Erdoğan’ın, Toplumsal Sigortalar Kurumu (SSK) Genel Müdürlüğü periyoduna atıfla “Kaç tane hastane yaptın?” sorusunu yönelttiği Kılıçdaroğlu, bu tartışma ile ilgili de değerlendirmede bulundu. SSK Genel Müdürlüğü devrinde üçü büyük tadilat olmak üzere toplam 44 hastane, dispanser ve sıhhat merkezi açtığını belirten Kılıçdaroğlu, “Beni hayrete düşüren, kendisinin bürokrasinin nasıl çalıştığını bilmemesidir. Ya orası esasen bağımsız bir kurum ve biz yatırım yapıyoruz” dedi. Türkiye’nin en büyük hastanelerini Toplumsal Sigortalar Kurumu’nun yaptığını vurgulayan Kılıçdaroğlu, bu geleneğin kendisinden evvel de var olduğunu belirtti. Kılıçdaroğlu, “Erdoğan dünyadan habersiz. Ciddiye alınacak birisi birisi değil yani” dedi.
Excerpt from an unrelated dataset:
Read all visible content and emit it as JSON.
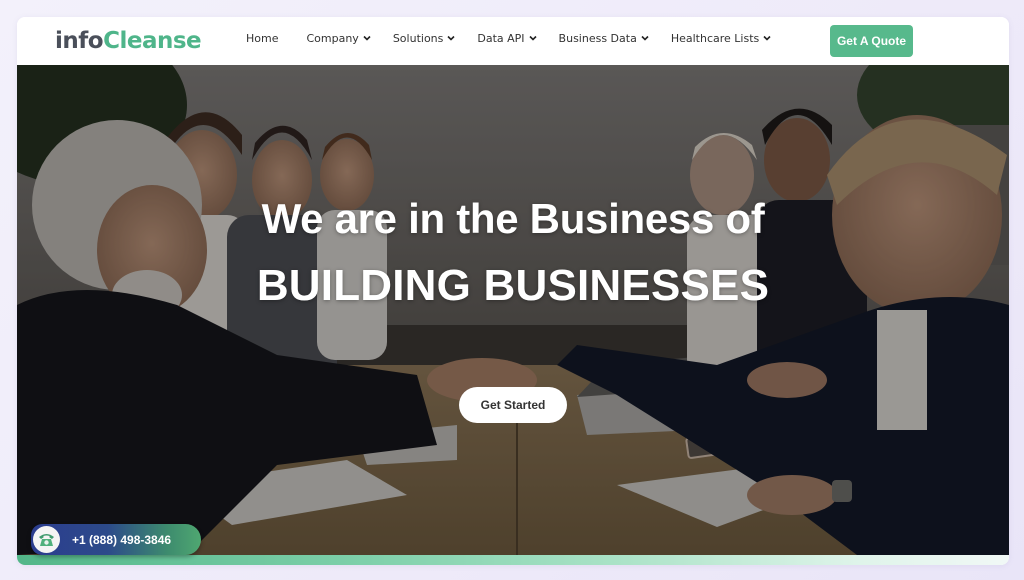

Kendi periyodunda inşa edilen hastaneleri ihalelerle yaptıklarını kaydeden Kılıçdaroğlu, ihale evraklarını araştırılmak üzere TBMM Kit Komitesi’ne götüren tek genel müdürün kendisi olduğunu da söyledi.
“Bağımsız medya kusurları yazmalı”
Deutsche Welle’nin internet sayfalarına getirilen erişim mahzuru ile ilgili de değerlendirmelerde bulunan Kılıçdaroğlu, “Bir siyasal iktidar, medyayı korkutacak alan olarak görüyorsa gerçeklerle yüzleşmek istemiyor demektir” dedi. Bağımsız bir medyanın yanlışları yazması gerektiğini vurgulayan Kılıçdaroğlu “Ben de o yanılgıyı tekrar etmem. Yasaklar hiçbir siyasal iktidara artı kazandırmamıştır. Yasak, bir siyasal iktidar açısından kaybetme sürecinin başlaması demektir. Yasak getiriyorsanız ‘artık ben ülkeyi yönetemiyorum ve lütfen kusurlarımı dillendirmeyin’ demektir” kelamlarıyla erişim pürüzüne reaksiyon gösterdi. İktidarın gerçeklerle yüzleşmesi gerektiğinin de altını çizen Kılıçdaroğlu, yasakların ‘fısıltı medyası’nı yaygınlaştıracağını bu durumun da en çok iktidara ziyan vereceğini kaydetti.